Le nouveau chancelier allemand Olaf Scholz s’est fait élire avec la promesse d’une hausse du salaire minimum à 12 euros brut de l’heure, soit un bond de plus de 20 %. La mesure, vivement critiquée par le principal syndicat agricole DBV, doit être votée et introduite cette année. Les exploitants abordent ce tournant avec inquiétude ou sérénité, selon les salaires déjà pratiqués dans leur branche.
Les plus inquiets sont les maraîchers et les viticulteurs, dépendants de la main-d’œuvre saisonnière pour les récoltes. Le Smic horaire validé par les partenaires sociaux, que va court-circuiter l’initiative du gouvernement, vient de passer de 9,60 à 9,82 € au 1er janvier. D’après une enquête réalisée fin 2021 par le réseau professionnel des producteurs d’asperges et de fraises (NSB), en réaction, environ deux exploitants sur cinq vont se tourner vers les circuits courts et vont retarder des investissements. Un tiers considère une réduction des surfaces cultivées, ou encore 20 % vont intensifier la mécanisation.
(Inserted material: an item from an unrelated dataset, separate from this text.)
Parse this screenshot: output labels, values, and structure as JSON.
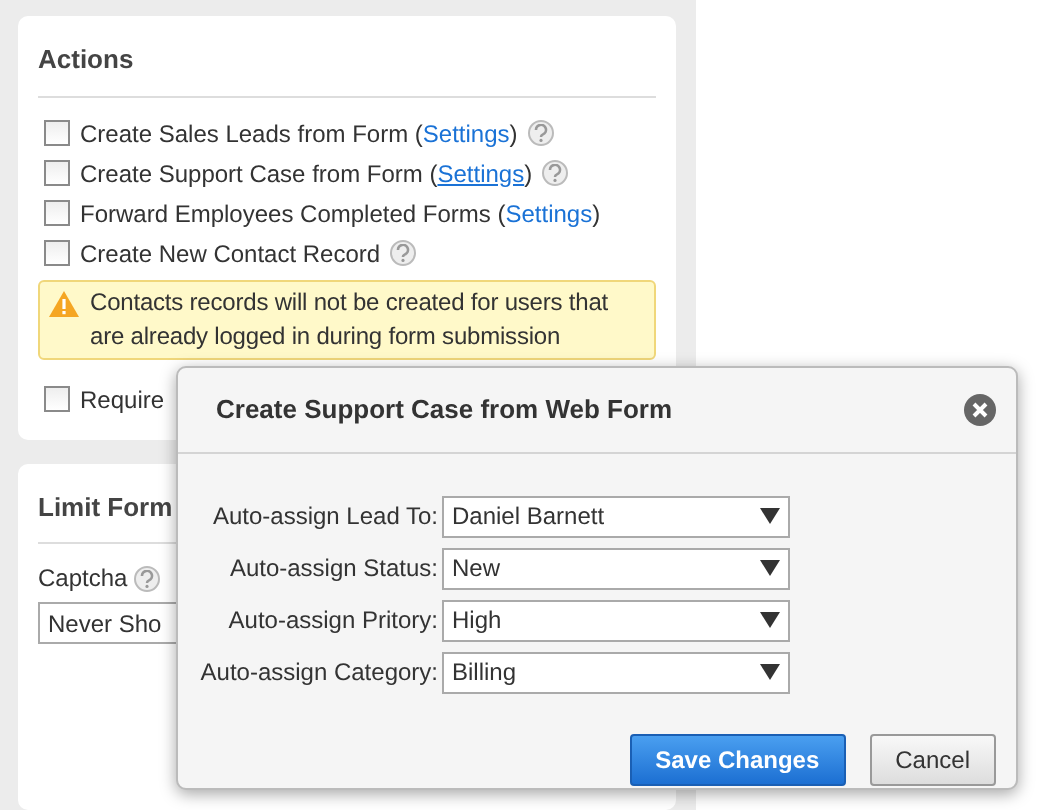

Difficultés de recrutement
À ce tarif horaire, 76 % des producteurs d’asperges et de fraises estiment qu’ils auront besoin de salariés très productifs. Ce qui pourrait compliquer davantage les recrutements. Ils craignent aussi des départs anticipés, le futur Smic permettant d’atteindre plus rapidement l’objectif financier de ces travailleurs originaires, pour la plupart, d’Europe de l’Est. Dans tous les cas, les employeurs se verront contraints de rogner sur leurs marges pour faire face à la hausse des coûts de production.
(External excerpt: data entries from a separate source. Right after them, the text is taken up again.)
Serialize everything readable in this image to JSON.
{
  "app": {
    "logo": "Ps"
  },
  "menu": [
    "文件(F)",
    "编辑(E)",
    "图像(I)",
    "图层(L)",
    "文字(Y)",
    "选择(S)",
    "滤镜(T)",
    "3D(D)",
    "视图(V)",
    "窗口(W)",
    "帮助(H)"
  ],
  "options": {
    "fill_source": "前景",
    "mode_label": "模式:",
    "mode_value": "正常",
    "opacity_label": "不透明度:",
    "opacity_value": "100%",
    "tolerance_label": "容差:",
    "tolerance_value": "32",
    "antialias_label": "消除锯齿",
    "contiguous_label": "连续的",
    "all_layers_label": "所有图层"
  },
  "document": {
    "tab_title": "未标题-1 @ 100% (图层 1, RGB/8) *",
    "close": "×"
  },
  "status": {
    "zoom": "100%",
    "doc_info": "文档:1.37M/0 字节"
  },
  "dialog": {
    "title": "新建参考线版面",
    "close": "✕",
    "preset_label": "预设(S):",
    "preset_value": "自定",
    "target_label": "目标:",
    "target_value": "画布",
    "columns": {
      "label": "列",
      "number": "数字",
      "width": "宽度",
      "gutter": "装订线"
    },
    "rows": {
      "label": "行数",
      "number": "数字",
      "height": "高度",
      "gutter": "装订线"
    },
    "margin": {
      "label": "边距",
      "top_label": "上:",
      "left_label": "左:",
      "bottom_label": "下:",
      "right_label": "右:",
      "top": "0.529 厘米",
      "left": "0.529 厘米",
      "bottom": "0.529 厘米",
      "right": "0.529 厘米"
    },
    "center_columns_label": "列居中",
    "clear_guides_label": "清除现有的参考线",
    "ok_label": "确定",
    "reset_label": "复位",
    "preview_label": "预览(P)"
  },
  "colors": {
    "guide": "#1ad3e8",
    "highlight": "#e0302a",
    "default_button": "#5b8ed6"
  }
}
« Nous estimons que la hausse du Smic à 12 € n’aura que peu d’effet sur le secteur de la viande. D’après plusieurs transformateurs, les salaires sont déjà supérieurs », indique Klaus Kessing, analyste de marché au groupe d’intérêts d’éleveurs porcins ISN. L’initiative de la coalition d’Olaf Scholz va précipiter une évolution déjà prévue. Un décret paru fin 2021 fixe dans cette branche un Smic horaire à 11 € au 1er janvier 2022, puis 11,50 € au 1er décembre 2022 et 12,30 € au 1er décembre 2023.
Main-d’œuvre familiale
« La hausse du Smic est plus que justifiée. Mais il faut faire en sorte que l’agriculture soit en position, sur le marché, de répercuter ces coûts sur les transformateurs », juge Hans Foldenauer, porte-parole du syndicat d’éleveurs laitiers BDM. « Dans la plupart des exploitations laitières, la main-d’œuvre est familiale. Elle ne reçoit rien. On remarquera peu la hausse du Smic, soulève-t-il. Mais la main-d’œuvre familiale devrait aussi être payée dans les règles. Lors d’audit comptable dans certaines exploitations, on s’aperçoit que leur rémunération est valorisée 3 à 5 euros de l’heure. On voit la nécessité de parler non seulement de salaire minimum mais aussi du marché agricole et de ses méthodes de dumping. »
En aval, dans les laiteries, le nouveau Smic horaire n’aura pas d’impact. Le plancher des grilles salariales est déjà bien supérieur, même dans l’est du pays où les rémunérations sont plus faibles qu’ailleurs.